I'm heading down to England soon to try out some grit climbing - but was wondering if I needed any extra gear due to the different types of placements etc.
I've got two sets of nuts 3 cams and 5 hexes, I was thinking i might need some more cams or hexes but not too sure. (I'm sort of hoping you suggest that hexes will be just as good as it really would stretch the bank account to buy 3 more cams)
Thanks very much,
P.s I'm leading up to HVS (not sure how this transfers to grit though
In reply to anomm: It really depends where and what your climbing. One set of nuts is the most i'd ever take on grit, two sets would just be overkill.
Cams and Hex's on the other hand are easily fired into cracks and you can easily end up half way up with none left if your a bit scared! What sizes do you have already (Cams and Hex's)?
In reply to anomm: will be climbing mostly at stanage. The hexes are the old camp hexcentric ones so not too sure what size. The cams are size 1,2 and 3 DMM 4cu's.
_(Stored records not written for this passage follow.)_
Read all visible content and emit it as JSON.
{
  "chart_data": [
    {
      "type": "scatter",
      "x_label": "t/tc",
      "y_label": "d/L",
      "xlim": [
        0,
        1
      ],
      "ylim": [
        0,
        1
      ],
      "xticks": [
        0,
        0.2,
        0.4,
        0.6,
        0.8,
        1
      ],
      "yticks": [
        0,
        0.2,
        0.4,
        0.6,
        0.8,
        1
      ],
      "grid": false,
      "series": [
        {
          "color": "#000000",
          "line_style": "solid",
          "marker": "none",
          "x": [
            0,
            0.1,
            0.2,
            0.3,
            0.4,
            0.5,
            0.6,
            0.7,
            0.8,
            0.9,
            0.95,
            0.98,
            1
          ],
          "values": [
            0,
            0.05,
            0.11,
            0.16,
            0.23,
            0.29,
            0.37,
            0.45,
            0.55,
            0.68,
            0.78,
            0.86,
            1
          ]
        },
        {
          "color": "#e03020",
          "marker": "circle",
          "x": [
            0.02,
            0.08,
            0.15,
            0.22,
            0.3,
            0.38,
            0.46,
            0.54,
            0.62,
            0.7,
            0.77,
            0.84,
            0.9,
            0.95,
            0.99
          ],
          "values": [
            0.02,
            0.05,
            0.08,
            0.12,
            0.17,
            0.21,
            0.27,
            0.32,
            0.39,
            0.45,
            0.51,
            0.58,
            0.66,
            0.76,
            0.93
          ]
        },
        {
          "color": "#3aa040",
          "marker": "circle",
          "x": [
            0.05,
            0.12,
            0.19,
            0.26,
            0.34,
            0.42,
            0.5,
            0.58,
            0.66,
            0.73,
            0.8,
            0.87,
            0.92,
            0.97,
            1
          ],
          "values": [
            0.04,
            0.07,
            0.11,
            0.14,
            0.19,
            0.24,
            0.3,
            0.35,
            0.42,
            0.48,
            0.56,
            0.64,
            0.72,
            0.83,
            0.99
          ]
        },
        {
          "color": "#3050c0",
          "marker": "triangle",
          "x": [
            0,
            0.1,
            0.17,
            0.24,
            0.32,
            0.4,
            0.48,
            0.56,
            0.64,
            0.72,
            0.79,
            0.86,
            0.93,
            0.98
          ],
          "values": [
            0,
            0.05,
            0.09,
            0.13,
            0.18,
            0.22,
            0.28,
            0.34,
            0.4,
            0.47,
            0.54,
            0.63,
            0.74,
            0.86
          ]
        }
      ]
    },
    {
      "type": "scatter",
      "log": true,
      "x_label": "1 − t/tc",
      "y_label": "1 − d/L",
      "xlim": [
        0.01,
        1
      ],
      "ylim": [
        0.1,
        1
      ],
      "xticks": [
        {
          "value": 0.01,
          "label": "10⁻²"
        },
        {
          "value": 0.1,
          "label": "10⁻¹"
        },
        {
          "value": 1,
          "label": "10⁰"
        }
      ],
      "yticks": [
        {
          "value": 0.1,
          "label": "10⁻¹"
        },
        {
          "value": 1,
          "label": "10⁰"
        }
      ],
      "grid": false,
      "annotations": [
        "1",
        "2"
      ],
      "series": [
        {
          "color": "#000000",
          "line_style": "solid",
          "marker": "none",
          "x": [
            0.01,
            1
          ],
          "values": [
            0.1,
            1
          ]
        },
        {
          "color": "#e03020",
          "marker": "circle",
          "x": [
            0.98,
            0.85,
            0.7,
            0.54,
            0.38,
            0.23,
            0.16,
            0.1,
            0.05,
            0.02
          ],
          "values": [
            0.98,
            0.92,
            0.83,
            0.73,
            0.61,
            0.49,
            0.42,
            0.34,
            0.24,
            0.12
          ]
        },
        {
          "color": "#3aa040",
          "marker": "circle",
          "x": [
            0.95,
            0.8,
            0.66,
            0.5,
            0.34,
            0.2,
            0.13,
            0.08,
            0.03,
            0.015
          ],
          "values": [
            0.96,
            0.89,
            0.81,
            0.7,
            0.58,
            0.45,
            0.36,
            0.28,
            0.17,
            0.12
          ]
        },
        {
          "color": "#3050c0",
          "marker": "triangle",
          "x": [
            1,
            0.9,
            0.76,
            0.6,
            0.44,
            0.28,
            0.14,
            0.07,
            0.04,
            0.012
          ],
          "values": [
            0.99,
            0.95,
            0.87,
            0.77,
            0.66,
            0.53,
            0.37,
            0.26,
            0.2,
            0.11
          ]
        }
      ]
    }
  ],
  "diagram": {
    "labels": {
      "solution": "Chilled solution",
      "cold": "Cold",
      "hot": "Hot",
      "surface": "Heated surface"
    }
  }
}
Thanks - seems like theres no rush to get some more gear then
You might want to think about a big cam for the not infrequent wide cracks. However there are a LOT of routes at Stannage where your current rack will be quite adequate.
In reply to anomm: i climb upto vs with one set of nuts, 4 camp and a set of sexes. Depends what crag you climb. My local Almscliff swallows cams for breakfast.
In reply to anomm: the majority of HVS and below at Stanage were put up before cams and with a relatively small rack of nuts and hexes, in fact many were put up before protection as we know it. From the description of your rack, it looks like you're good to go on some of the finest climbs anywhere. Hop you have a good time.